Canadian Medical Hall of Fame

“He sees the success of his people as part of his own success.”

© Steve Tracy and CMHF
2018 Inductee

B. Brett Finlay, PhD

April 4, 1959 (Edmonton, Alberta)
PhD, University of Alberta (1986)
In 1676, the great Dutch naturalist Antonie van Leeuwenhoek first observed bacteria in a drop of water. Almost two centuries later Louis Pasteur and Robert Koch recognized bacteria as a cause of disease, leading to development of germ theory, and applied by Joseph Lister in antiseptic surgery. These and other great discoveries establish microbiology as one of the triumphs of human knowledge. Now, Dr. Brett Finlay, Peter Wall Distinguished Professor at the Michael Smith Laboratories at the University of British Columbia, is extending our understanding of how microbes interact with humans in both health and disease, uncovering their role in asthma, malnutrition and enteric diseases, with implications for prevention, treatment and cure. His research in the field of cellular microbiology has led to human and animal vaccines, treatments for drug-resistant infections, and fundamental changes in our ideas of childhood health.

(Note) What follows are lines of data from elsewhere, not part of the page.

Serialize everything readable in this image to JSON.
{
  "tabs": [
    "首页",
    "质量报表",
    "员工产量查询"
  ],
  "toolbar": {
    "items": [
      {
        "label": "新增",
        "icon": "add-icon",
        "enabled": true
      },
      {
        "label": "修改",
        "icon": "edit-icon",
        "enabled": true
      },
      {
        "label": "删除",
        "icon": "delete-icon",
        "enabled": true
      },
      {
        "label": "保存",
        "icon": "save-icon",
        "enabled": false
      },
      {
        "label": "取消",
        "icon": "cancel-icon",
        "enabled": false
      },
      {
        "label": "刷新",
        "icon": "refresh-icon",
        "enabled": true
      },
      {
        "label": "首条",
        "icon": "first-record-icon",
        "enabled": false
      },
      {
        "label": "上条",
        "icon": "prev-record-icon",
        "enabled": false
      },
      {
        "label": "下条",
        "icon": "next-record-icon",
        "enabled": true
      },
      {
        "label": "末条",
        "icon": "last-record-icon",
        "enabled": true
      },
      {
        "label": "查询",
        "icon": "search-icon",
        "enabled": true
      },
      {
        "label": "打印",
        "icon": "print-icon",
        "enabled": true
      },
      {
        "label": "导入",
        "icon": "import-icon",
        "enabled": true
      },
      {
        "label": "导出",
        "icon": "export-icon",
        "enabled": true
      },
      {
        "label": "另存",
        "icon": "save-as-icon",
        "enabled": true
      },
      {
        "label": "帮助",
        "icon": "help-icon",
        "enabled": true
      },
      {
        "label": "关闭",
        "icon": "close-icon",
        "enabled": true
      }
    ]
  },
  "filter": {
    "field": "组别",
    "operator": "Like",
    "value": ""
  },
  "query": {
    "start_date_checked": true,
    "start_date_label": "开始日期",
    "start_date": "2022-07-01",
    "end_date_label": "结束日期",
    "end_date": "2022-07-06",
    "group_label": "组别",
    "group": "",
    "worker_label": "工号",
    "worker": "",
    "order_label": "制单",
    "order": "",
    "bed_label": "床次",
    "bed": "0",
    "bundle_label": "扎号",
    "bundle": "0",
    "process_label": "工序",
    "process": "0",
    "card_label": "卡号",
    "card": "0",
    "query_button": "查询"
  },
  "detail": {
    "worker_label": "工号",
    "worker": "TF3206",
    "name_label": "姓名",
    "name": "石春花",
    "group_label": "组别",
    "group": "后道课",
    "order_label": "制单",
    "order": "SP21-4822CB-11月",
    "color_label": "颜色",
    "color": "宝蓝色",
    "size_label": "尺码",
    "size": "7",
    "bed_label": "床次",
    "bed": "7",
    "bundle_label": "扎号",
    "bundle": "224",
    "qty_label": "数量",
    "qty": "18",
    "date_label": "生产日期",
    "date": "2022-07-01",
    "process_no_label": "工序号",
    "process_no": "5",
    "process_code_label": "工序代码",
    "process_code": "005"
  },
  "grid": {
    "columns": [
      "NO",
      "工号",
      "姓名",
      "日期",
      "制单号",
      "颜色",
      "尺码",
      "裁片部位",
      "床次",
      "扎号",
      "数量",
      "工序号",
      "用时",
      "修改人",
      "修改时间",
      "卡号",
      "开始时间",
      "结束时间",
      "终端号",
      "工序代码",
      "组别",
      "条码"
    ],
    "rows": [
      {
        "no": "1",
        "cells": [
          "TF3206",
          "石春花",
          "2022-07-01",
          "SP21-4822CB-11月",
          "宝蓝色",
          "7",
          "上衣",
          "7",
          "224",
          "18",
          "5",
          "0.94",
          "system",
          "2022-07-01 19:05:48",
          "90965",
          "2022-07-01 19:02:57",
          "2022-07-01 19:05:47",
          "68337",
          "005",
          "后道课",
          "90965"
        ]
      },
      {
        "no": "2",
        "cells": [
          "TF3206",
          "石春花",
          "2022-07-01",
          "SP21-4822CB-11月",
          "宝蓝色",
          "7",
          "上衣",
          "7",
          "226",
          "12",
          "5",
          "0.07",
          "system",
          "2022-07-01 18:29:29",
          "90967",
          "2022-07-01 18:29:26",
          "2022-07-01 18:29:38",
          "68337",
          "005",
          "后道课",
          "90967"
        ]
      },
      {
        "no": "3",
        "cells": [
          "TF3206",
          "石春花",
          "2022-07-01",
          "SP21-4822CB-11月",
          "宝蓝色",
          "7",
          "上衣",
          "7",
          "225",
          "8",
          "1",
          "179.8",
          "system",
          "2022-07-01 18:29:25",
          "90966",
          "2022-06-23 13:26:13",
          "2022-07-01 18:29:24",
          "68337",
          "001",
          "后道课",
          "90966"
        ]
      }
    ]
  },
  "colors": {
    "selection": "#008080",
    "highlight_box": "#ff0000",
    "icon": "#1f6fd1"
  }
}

A respected and honoured researcher in his field, recipient of numerous awards, credited with hundreds of frequently cited publications, Dr. Finlay is also known to a broader public as the co-author of the provocative best-seller, Let Them Eat Dirt: Saving Your Child from An Oversanitized World, which presents to a popular audience scientific evidence concerning possible dangers of excessive sanitation in childhood environments.   The argument advanced by Dr. Finlay, and his co-author Dr. Marie-Claire Arietta, represents one actionable and public application of his profound research into the mechanisms of microbes at the molecular level, which has revealed their positive contributions to human wellness in addition to their role in infectious disease.  With Dr. Finlay, germ theory comes full circle in a balanced recognition of the complex and diverse function of microbes as components of organic life.  The medical research of Dr. Finlay and his colleagues carries us beyond reactive confrontation with microbes as pathogens to a deeper comprehension of their biological mechanisms.  An older era of microbe hunters gives way to new microbe managers who unlock the potential of microbes as instruments of healing.

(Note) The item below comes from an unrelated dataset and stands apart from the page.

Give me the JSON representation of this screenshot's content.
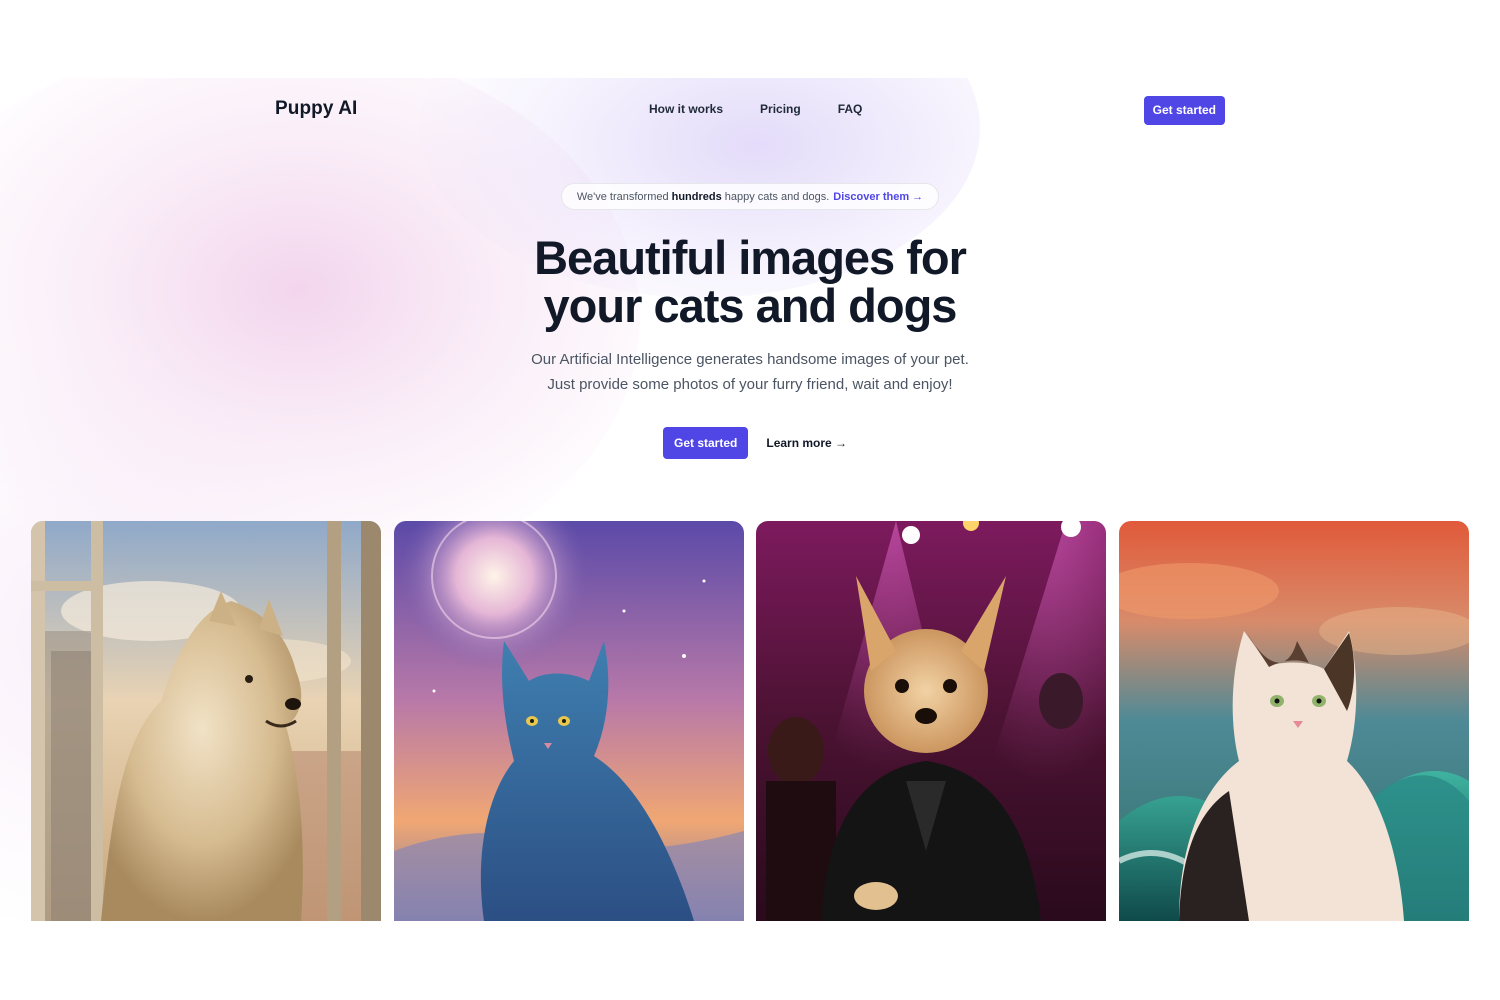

Dr. Finlay continues his ground-breaking work as co-director of the Canadian Institute for Advanced Research program “Microbes and Humans,” an interdisciplinary group of physicians, scientists and anthropologists exploring the effect of microbes in human development, evolution and society.  Researcher, author, teacher, lecturer, co-founder of companies devoted to microbiome modification of the immune system, and an advocate of science and science knowledge for the public, Dr. Finlay has made and continues to make significant contributions to the health of Canadians and the world.  He is one of a small number of scientists advancing our fundamental knowledge of life processes while providing understandable guidance and advice to parents and ordinary citizens concerned with the care and well-being of children.